Bukannya menurut, mamanya malah menghadap ke arah seluruh peserta rapat di ruangan itu, "Sekarang angkat tangannya, kalau kalian berpikir Dimitri adalah cowok jelek!" titah dia pada semua orang di sana.

Semua tampak terkejut, termasuk Syifa yang kepalanya menoleh-noleh untuk melihat reaksi yang lain. Dia tidak mau ikut kena damprat dan terimbas masalah Bosnya ini. Jadi sebisa mungkin ia akan samakan jawabannya dengan yang lain.

Tidak ada yang mengangkat tangan mereka satupun. Yang artinya semua setuju, kalau Dimitri adalah sosok pria tampan.

Ya, memang. Tidak ada kebohongan sama sekali. Mereka tidak mengangkat tangan, bukan karena alasan bahwa Dimitri adalah Bos besar di sana—mungkin itu juga alasannya—tapi karena memang pria itu punya paras dan tubuh bak patung Yunani.

Patung yang dipahat dengan sangat perlahan dan dengan penuh perasaan di setiap sentuhannya. Dimitri benar-benar seperti karya masterpiece dari seorang pematung paling ulung di dunia. Banyak yang menduga, kalau saat Tuhan menciptakan Dimitiri, Dia pasti sedang dalam suasana hati yang luar biasa bagus. Sampai tercipta manusia dengan rupa hampir tanpa celah.

"Lihat, kan?!"

Mata Dimitri terpejam saat Mamanya menyentak keras kembali, "Ma, cukup!"

"Gak ada yang bilang kamu jelek. Kamu ganteng begini. Masa, iya, diumur tiga puluh dua masih melajang? Kamu tahu, kan, rumor tentang kamu? Katanya kamu gay, penyuka sesama jenis, sampai ada yang mengira kamu hanya mau nikahin kucing, karena alih-alih nikah dan punya anak, kamu malah milih pelihara enam kucing di rumah."

"Mama!" teriak Dimitri kencang kemudian, langsung membuat Mamanya diam dengan wajah terperangah.

"Mana... mana pacar kamu yang katanya mau dikenalin sama Mama? Mana!" teriak sang Mama tidak mau mengalah.

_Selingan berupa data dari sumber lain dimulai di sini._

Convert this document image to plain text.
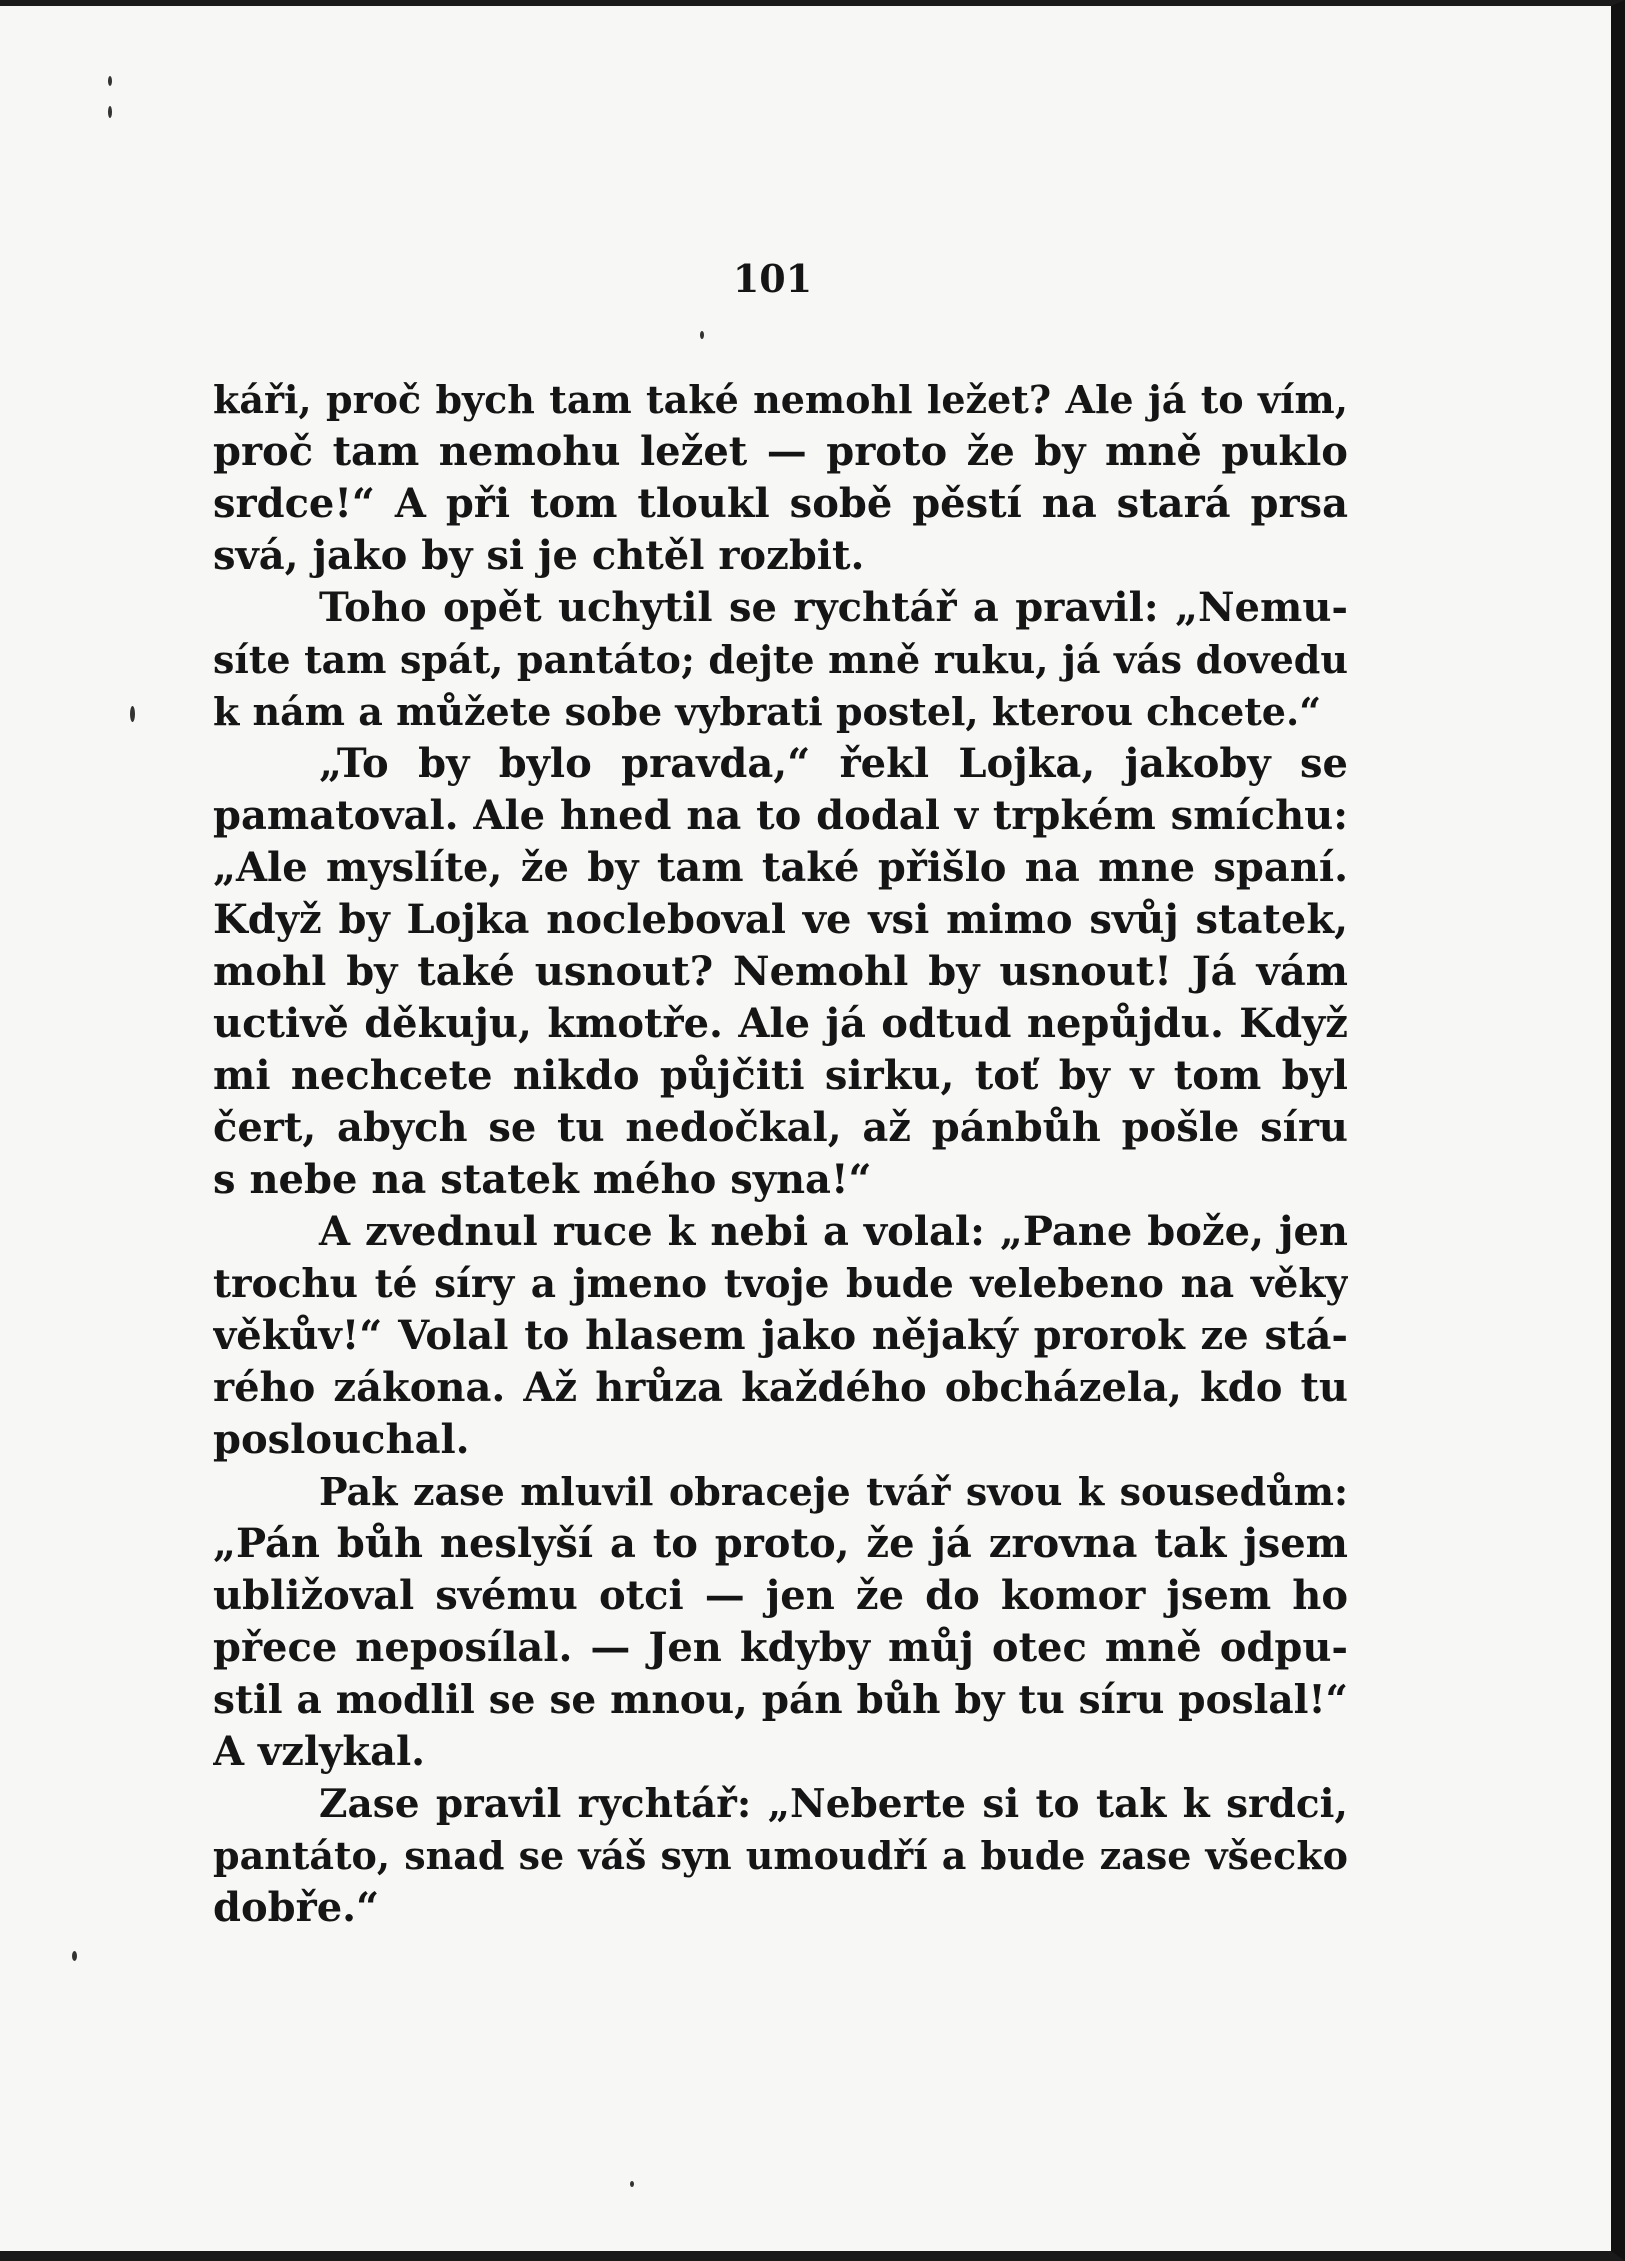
101
káři, proč bych tam také nemohl ležet? Ale já to vím,
proč tam nemohu ležet — proto že by mně puklo
srdce!“ A při tom tloukl sobě pěstí na stará prsa
svá, jako by si je chtěl rozbit.
Toho opět uchytil se rychtář a pravil: „Nemu-
síte tam spát, pantáto; dejte mně ruku, já vás dovedu
k nám a můžete sobe vybrati postel, kterou chcete.“
„To by bylo pravda,“ řekl Lojka, jakoby se
pamatoval. Ale hned na to dodal v trpkém smíchu:
„Ale myslíte, že by tam také přišlo na mne spaní.
Když by Lojka nocleboval ve vsi mimo svůj statek,
mohl by také usnout? Nemohl by usnout! Já vám
uctivě děkuju, kmotře. Ale já odtud nepůjdu. Když
mi nechcete nikdo půjčiti sirku, toť by v tom byl
čert, abych se tu nedočkal, až pánbůh pošle síru
s nebe na statek mého syna!“
A zvednul ruce k nebi a volal: „Pane bože, jen
trochu té síry a jmeno tvoje bude velebeno na věky
věkův!“ Volal to hlasem jako nějaký prorok ze stá-
rého zákona. Až hrůza každého obcházela, kdo tu
poslouchal.
Pak zase mluvil obraceje tvář svou k sousedům:
„Pán bůh neslyší a to proto, že já zrovna tak jsem
ubližoval svému otci — jen že do komor jsem ho
přece neposílal. — Jen kdyby můj otec mně odpu-
stil a modlil se se mnou, pán bůh by tu síru poslal!“
A vzlykal.
Zase pravil rychtář: „Neberte si to tak k srdci,
pantáto, snad se váš syn umoudří a bude zase všecko
dobře.“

Sudah habis kesabaran Marissa. Putra satu-satunya yang ia punya, selalu menunda pernikahan diumurnya yang sudah terlalu matang. Bahkan kedua adik perempuannya sudah menikah sekarang.

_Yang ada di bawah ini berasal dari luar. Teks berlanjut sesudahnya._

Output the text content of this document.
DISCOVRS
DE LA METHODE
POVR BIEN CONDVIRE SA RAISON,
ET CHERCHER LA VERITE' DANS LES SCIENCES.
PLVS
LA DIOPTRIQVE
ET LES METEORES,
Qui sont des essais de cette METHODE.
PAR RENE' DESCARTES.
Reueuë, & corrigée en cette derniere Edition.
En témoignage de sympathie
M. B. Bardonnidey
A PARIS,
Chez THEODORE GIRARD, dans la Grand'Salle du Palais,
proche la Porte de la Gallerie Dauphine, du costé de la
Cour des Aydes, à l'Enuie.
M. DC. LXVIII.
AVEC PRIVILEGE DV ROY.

"Mama gak bisa bersabar lagi, Dimtri. Kamu selalu ulur-ulur waktu! Menghindar. Bahkan gak pulang ke rumah kamu setiap Mama berkunjung," beber Marissa kesal, "Makanya Mama gak peduli meski kini kamu kehilangan muka di depan karyawan kamu sekarang."

"Aku bakal perkenalkan pacar aku ke Mama. Secepatnya," ujar Dimitri pelan dengan wajah memerah. Sudah malu bukan kepalang dia. Pasti setelah ini, karyawannya akan berdesas-desus tentang keributan di dalam sini.

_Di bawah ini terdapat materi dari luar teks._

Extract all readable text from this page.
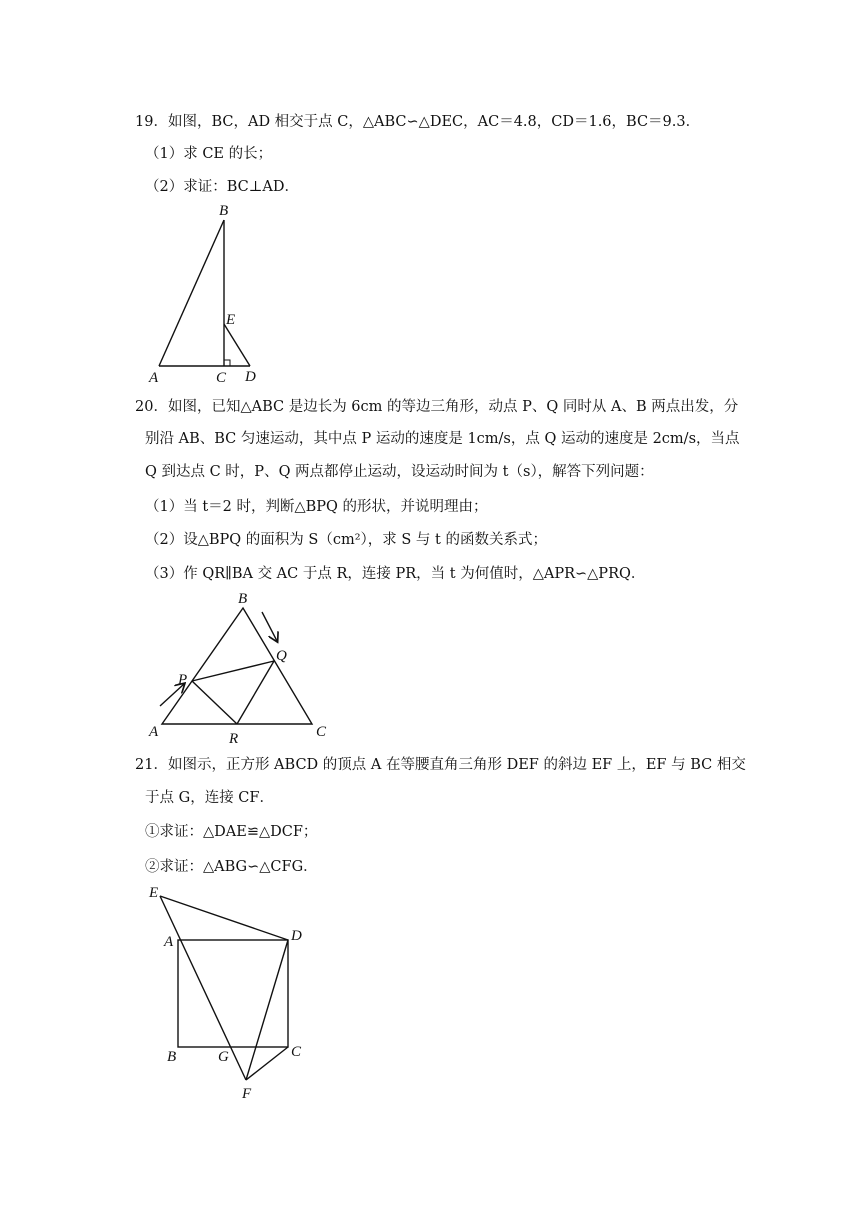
19．如图，BC，AD 相交于点 C，△ABC∽△DEC，AC＝4.8，CD＝1.6，BC＝9.3．
（1）求 CE 的长；
（2）求证：BC⊥AD．
B
E
A	C D
20．如图，已知△ABC 是边长为 6cm 的等边三角形，动点 P、Q 同时从 A、B 两点出发，分
别沿 AB、BC 匀速运动，其中点 P 运动的速度是 1cm/s，点 Q 运动的速度是 2cm/s，当点
Q 到达点 C 时，P、Q 两点都停止运动，设运动时间为 t（s），解答下列问题：
（1）当 t＝2 时，判断△BPQ 的形状，并说明理由；
（2）设△BPQ 的面积为 S（cm²），求 S 与 t 的函数关系式；
（3）作 QR∥BA 交 AC 于点 R，连接 PR，当 t 为何值时，△APR∽△PRQ．
B
Q
P
A	R	C
21．如图示，正方形 ABCD 的顶点 A 在等腰直角三角形 DEF 的斜边 EF 上，EF 与 BC 相交
于点 G，连接 CF．
①求证：△DAE≌△DCF；
②求证：△ABG∽△CFG．
E
A	D
B	G	C
F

"Kamu pikir Mama orang bodoh, ya?" tanya Marissa dengan kening mengerut jelas. Wajahnya kemudian kembali terarah pada semua peserta rapat yang tidak berani mengangkat wajah mereka, "Di sini, ada yang pernah lihat Dimitri gandeng cewek? Atau ada yang kenal pacaranya Dimitri?"

"Mama jangan kayak begitu, dong!" pinta Dimitri memohon.

Di tempatnya, Syifa termenung dalam diam. Teringat kembali mimpinya belum lama tadi. Masalahnya, itu bukanlah benar-benar sebuah mimpi. Itu adalah ingatan dari apa yang ia dengar semalam dari seorang dukun yang benar-benar ia datangi. Mimpi tadi, adalah kejadian nyata.

Saking takutnya dia karena ancaman jiwa raganya yang bisa dihisap oleh Jin, sampai terbawa ke dalam mimpi.

Dua minggu... bukanlah waktu lama, kan? Dia mungkin akan benar-benar mati kalau tidak kawin buru-buru.

Kemudian, entah keberanian yang datang dari mana, Syifa mengangkat tangannya dengan ekspresi wajah tidak menampakkan keraguan sama sekali. Tampak teguh.

"Kamu pernah lihat?" tunjuk Marissa cepat ke arah Syifa.

"Saya," ujar Syifa sambil tersenyum, "Saya pacarnya Bos Dimitri."